Salah satu kendala dihadapi di lapangan dalam rehabilitasi mangrove adalah sangat dibutuhkannya Alat Pemecah Ombak (APO) untuk mendukung keberhasilan penanaman mangrove, hal tersebut merupakan tupoksi dan kewenangan Kementerian PU, demikian juga kendala di lapangan dalam restorasi mangrove akibat keterbatasan kewenangan dan tupoksi antar K/L. Oleh karena itu kerja percepatan restorasi gambut dan mangrove harus dijalankan oleh Badan yang lintas K/L langsung dibawah koordinasi Presiden agar memperlancar koordinasi dan mengatasi sekat batas kewenangan antar K/L.

Peran dan posisi Badan Restorasi Gambut dan Mangrove ini sangat strategis dalam mereduksi perdebatan kewenangan pengelolaan khususnya Mangrove yang merupakan “jembatan” antara daratan dan perairan khususnya laut. Masa kerja yang dimandat pada Badan tersebut perlu dipertimbangkan tidak terbatas 5 tahun, namun disesuaikan dengan rotasi pertumbuhan mangrove atau beban restorasi gambut dan rehabilitasi mangrove untuk dipulihkan yang mungkin membutuhkan waktu lebih dari 10 tahun. Namun demikian sesuai aturan yang berlaku, masa jabatan Pengelola Badan tersebut menyesuaikan dengan priodesasi masa jabatan. Hal tersebut seperti yang dijalankan pada lembaga ad hock non pemerintah lainnya seperti KPK dan lainnya. 

Beban tanggung jawab gambut dan mangrove yang harus direstorasi cukup besar. Hal tersebut dikarenakan begitu luasnya kawasan gambut dan mangrove di Indonesia dan sebagian besar mengalami kerusakan atau degradasi serta alih fungsi sehingga dibutuhkan upaya restorasi dan rehabilitasi yang tentunya tak bisa dilakukan dalam waktu jangka pendek dan kerja parsial.

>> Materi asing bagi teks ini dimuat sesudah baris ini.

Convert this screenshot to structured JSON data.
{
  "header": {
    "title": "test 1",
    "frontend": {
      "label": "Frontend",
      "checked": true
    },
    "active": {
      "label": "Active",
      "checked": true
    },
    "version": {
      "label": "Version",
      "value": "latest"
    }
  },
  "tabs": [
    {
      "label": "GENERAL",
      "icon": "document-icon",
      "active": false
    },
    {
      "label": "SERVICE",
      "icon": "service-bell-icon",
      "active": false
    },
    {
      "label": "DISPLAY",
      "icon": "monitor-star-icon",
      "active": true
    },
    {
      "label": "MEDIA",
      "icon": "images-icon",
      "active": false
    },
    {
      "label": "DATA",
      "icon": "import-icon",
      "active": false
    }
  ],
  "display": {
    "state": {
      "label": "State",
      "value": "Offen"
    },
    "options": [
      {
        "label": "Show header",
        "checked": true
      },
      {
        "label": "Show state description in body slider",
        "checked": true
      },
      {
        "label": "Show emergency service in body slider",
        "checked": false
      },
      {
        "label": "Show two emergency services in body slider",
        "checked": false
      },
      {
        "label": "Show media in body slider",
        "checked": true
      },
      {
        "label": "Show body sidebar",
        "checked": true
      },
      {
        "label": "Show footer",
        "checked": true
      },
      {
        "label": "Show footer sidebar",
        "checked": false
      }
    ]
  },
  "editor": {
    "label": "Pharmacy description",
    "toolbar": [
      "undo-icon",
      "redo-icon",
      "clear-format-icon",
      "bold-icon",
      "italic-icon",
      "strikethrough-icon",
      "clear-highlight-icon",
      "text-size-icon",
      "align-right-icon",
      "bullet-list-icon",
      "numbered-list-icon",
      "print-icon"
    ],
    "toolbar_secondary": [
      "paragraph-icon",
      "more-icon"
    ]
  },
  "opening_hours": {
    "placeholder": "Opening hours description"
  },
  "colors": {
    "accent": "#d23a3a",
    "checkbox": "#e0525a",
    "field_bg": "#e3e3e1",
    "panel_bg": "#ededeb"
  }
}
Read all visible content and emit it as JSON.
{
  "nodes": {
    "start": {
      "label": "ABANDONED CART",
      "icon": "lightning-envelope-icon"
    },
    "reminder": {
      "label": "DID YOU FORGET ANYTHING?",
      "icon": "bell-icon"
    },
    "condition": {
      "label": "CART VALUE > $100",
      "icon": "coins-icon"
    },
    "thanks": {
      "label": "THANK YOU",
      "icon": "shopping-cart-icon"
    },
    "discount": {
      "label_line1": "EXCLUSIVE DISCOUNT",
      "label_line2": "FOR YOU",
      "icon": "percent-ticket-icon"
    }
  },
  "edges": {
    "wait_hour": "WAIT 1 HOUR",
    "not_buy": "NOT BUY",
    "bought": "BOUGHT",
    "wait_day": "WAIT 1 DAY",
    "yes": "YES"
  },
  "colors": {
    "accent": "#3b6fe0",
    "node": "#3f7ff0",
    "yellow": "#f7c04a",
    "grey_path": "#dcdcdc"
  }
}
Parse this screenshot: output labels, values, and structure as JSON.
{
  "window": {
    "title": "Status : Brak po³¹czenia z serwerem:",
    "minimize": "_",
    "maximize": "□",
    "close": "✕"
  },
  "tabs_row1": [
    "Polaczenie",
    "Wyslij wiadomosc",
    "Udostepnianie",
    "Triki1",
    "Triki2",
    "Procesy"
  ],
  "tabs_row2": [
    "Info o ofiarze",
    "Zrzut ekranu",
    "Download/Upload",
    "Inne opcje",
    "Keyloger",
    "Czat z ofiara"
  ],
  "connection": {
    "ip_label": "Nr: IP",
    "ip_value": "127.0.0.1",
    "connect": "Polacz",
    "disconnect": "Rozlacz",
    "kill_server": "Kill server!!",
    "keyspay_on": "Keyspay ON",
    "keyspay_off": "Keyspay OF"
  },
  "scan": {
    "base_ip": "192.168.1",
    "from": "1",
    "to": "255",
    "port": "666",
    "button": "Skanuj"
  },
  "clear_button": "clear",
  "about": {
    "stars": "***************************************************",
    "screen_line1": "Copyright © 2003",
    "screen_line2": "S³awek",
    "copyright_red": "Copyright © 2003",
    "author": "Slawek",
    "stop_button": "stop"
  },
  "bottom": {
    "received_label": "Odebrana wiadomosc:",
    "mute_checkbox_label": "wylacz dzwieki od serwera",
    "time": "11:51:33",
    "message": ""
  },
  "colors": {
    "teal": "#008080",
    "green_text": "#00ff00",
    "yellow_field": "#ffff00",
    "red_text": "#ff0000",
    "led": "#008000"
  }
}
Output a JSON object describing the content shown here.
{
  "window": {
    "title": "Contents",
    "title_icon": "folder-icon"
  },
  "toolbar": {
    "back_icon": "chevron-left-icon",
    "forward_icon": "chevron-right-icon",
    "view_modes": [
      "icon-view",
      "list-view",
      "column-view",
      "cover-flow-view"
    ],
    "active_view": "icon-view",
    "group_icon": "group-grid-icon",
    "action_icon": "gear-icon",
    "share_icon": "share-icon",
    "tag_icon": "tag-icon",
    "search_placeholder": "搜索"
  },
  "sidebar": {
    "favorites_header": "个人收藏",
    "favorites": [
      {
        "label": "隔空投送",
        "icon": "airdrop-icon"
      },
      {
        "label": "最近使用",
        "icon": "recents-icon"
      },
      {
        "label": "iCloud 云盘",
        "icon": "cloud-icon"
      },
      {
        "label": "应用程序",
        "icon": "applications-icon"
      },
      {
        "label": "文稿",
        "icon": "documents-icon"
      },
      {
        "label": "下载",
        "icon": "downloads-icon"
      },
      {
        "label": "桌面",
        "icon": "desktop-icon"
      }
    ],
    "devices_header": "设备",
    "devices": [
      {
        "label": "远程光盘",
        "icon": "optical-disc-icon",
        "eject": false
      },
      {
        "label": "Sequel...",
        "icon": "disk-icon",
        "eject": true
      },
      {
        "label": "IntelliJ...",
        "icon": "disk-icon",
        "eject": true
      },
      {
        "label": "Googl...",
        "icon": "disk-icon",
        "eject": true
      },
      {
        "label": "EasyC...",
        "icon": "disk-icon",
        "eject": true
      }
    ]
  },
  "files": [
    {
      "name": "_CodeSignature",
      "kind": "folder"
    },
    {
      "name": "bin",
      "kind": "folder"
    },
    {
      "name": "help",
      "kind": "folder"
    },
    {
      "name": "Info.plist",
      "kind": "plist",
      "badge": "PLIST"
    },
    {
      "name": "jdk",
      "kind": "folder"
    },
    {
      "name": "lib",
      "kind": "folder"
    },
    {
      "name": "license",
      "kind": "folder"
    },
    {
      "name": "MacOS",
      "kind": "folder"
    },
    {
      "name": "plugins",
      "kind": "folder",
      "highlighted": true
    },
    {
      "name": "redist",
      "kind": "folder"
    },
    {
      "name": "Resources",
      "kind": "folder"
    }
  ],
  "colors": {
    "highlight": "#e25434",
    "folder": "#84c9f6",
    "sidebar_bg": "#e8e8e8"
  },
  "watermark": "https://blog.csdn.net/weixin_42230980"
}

Kementerian Lingkungan Hidup dan Kehutanan (KLHK) pada tahun 2022 mengungkapkan 206.935 hektare ekosistem gambut berstatus rusak sangat berat berdasarkan inventarisasi pada 2022. Berdasarkan hasil inventarisasi pada 2022 untuk lahan gambut, ditemukan bahwa 4,02 juta hektare atau 16% dari ekosistem gambut dalam kondisi tidak rusak, ekosistem gambut yang berstatus rusak ringan seluas 15,85 juta hektare (65,45%), rusak sedang 3,08 juta hektare (12,74%), rusak berat 1,05 juta hektare (4,35%) dan rusak sangat berat 206.935 hektare (0,85%). Luas ekosistem gambut Indonesia mencapai 24,66 juta hektare, yang terdiri atas 865 kesatuan hidrologis gambut (KHG).

Berdasarkan pemetaan mangrove nasional tahun 2021, luas mangrove eksisting seluas ±3.364.080 Ha, dan luas potensi habitat mangrove seluas ±756.183 Ha.  Hal ini berarti bahwa luas ekosistem mangrove di Indonesia dapat mencapai ±4.120.263 ha, yang terdiri dari luas area mangrove eksisting (82%) dan potensi habitat mangrove (18%). Luas mangrove eksisting tersebut dapat dirinci menurut kelas kerapatan tajuk lebat, sedang dan jarang.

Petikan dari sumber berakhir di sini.